Keeping watch for cancer

Luana Locke surrounds herself with photographs of her children at her office in Toronto.

Credits: (VERONICA HENRI, Toronto Sun)


Luana Locke who was diagnosed with breast cancer when she was eight months pregnant and is thrilled with a new surveillance approach for the early detection of malignant tumours.

A Hospital for Sick Children study, called the Toronto Protocol, shows people who are genetically at risk for cancer can benefit from a new surveillance protocol that detects tumours early and improves survival rates.

“It is really exciting,” said Locke, who has her children under surveillance since cancer runs in her family. “It helps inform people and give them a voice. This study validates our decision to have our children tested.

“This approach gives people who have a predisposition to cancer a tool to be able to do something proactive for themselves. It gives us hope,” she added.

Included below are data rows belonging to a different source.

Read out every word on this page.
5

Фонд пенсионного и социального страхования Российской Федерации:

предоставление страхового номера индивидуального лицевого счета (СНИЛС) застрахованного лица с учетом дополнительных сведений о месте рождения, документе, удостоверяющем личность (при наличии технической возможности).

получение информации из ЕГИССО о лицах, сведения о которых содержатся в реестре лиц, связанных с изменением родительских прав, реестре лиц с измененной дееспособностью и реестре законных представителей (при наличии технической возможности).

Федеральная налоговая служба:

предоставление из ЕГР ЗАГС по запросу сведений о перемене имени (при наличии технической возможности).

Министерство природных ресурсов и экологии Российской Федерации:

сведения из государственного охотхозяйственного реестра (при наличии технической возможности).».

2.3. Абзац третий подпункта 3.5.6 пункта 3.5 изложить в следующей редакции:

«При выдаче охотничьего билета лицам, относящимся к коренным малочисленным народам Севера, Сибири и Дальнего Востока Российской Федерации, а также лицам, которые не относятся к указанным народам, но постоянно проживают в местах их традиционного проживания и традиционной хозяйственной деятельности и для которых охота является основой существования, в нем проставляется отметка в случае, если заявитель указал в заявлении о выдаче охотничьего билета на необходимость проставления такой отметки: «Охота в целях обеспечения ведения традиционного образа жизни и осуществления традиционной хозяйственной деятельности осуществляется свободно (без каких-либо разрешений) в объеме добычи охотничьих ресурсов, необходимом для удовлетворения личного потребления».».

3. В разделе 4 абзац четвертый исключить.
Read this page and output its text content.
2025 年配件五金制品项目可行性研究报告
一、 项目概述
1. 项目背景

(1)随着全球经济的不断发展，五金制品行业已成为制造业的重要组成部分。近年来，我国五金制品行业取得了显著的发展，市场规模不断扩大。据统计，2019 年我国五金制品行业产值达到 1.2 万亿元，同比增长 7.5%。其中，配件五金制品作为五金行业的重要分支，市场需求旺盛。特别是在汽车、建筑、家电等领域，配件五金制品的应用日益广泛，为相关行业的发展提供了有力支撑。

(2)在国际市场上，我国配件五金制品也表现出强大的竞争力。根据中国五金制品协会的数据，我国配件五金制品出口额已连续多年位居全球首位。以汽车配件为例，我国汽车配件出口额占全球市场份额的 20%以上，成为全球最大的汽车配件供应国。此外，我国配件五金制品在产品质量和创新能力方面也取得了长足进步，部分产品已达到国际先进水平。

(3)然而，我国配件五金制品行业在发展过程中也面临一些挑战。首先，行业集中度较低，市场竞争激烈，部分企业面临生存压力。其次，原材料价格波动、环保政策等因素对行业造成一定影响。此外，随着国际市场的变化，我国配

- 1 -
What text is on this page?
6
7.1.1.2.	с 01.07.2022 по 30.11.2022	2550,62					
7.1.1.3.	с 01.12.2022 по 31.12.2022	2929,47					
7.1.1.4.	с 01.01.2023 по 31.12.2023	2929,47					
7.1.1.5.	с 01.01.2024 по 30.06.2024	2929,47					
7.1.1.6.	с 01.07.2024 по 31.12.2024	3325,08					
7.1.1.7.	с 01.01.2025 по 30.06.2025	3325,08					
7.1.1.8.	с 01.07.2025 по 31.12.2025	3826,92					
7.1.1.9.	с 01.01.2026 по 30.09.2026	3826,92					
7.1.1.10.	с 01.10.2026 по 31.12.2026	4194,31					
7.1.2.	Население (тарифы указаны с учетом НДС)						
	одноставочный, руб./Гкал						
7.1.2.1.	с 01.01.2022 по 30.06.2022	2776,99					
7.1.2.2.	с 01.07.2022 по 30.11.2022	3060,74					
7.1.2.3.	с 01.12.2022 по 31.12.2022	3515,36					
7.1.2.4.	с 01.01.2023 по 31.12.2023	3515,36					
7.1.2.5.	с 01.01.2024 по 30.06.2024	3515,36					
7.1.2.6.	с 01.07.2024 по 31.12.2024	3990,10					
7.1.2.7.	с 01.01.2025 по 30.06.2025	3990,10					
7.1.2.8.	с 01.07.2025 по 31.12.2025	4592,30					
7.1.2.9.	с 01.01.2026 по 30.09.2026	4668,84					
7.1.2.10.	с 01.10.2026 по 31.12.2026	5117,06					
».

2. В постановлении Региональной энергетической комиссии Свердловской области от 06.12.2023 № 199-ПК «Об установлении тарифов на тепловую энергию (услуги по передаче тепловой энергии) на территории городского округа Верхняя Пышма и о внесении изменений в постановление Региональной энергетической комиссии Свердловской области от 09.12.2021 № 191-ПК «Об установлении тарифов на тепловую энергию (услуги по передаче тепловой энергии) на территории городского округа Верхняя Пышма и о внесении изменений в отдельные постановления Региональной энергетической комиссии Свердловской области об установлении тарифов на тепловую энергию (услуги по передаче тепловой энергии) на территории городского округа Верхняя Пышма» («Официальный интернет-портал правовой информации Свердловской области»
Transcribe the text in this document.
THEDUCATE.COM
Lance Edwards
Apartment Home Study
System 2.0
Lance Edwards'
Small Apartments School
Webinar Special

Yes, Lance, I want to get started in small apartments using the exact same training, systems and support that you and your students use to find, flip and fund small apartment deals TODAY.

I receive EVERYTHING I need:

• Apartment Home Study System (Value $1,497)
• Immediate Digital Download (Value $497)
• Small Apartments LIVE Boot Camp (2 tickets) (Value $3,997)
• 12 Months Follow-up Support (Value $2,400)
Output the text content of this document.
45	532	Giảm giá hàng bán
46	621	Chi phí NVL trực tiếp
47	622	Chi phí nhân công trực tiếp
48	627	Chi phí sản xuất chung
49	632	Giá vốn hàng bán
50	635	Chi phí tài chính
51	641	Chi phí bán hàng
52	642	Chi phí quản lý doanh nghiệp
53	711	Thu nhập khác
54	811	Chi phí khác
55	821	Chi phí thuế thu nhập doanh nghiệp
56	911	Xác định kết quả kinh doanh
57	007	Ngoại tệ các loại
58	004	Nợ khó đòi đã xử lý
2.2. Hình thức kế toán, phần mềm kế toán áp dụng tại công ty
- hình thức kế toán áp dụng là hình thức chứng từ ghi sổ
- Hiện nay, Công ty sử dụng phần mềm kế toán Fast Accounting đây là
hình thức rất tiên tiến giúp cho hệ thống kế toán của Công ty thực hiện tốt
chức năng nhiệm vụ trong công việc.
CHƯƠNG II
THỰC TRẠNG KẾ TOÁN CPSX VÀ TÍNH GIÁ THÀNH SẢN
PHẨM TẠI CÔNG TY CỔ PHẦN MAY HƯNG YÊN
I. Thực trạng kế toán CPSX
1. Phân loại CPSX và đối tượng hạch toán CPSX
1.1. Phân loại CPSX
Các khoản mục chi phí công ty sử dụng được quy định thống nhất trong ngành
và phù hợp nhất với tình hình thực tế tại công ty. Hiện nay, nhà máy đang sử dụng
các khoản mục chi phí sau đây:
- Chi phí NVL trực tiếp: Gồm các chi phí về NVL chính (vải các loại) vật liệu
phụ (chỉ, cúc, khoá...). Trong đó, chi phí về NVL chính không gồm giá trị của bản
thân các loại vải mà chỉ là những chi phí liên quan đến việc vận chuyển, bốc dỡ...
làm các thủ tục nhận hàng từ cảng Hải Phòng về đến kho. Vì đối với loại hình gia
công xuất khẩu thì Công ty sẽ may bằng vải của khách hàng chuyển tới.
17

The study uses genetic testing for at-risk people and monitors genetic mutations that could lead to tumours.

Quick detection allows oncologists to remove tumours when they’re small and in some cases eliminate the need for cancer therapy.

“This surveillance protocol was implemented for families with Li-Fraumeni syndrome because of their high lifetime risk of developing cancer,” said Dr. David Malkin, principal investigator for the study and a senior staff oncologist at Sick Kids. 

“However, the concept of a comprehensive surveillance protocol may be applicable to some of the more common cancer susceptibility disorders.”

People with Li-Fraumeni syndrome have a mutation of certain tumour suppressor genes which increases their risk of cancer.

“This important study illustrates the power of genetics to identify children and young adults at high risk of developing cancer so that they can be carefully monitored,” said Dr. Christine Williams, director of research at the Canadian Cancer Society Research Institute, which co-funded the study. 

“Then, if they do develop cancer, it will be detected early and their chance of surviving and thriving is much better.”

Some people have been critical of the study.

“Previously, genetic testing in children has been controversial and considered unjustified,” says Malkin, who is also senior scientist at Sick Kids. “

“The argument was what’s the benefit in knowing that your child is at risk of cancer if there’s nothing you can do to prevent it. From other cancer scenarios, we know that early detection may translate into improved survival outcomes and in the cases of at-risk patients, genetic screening and frequent monitoring may enable early detection and thus survival.”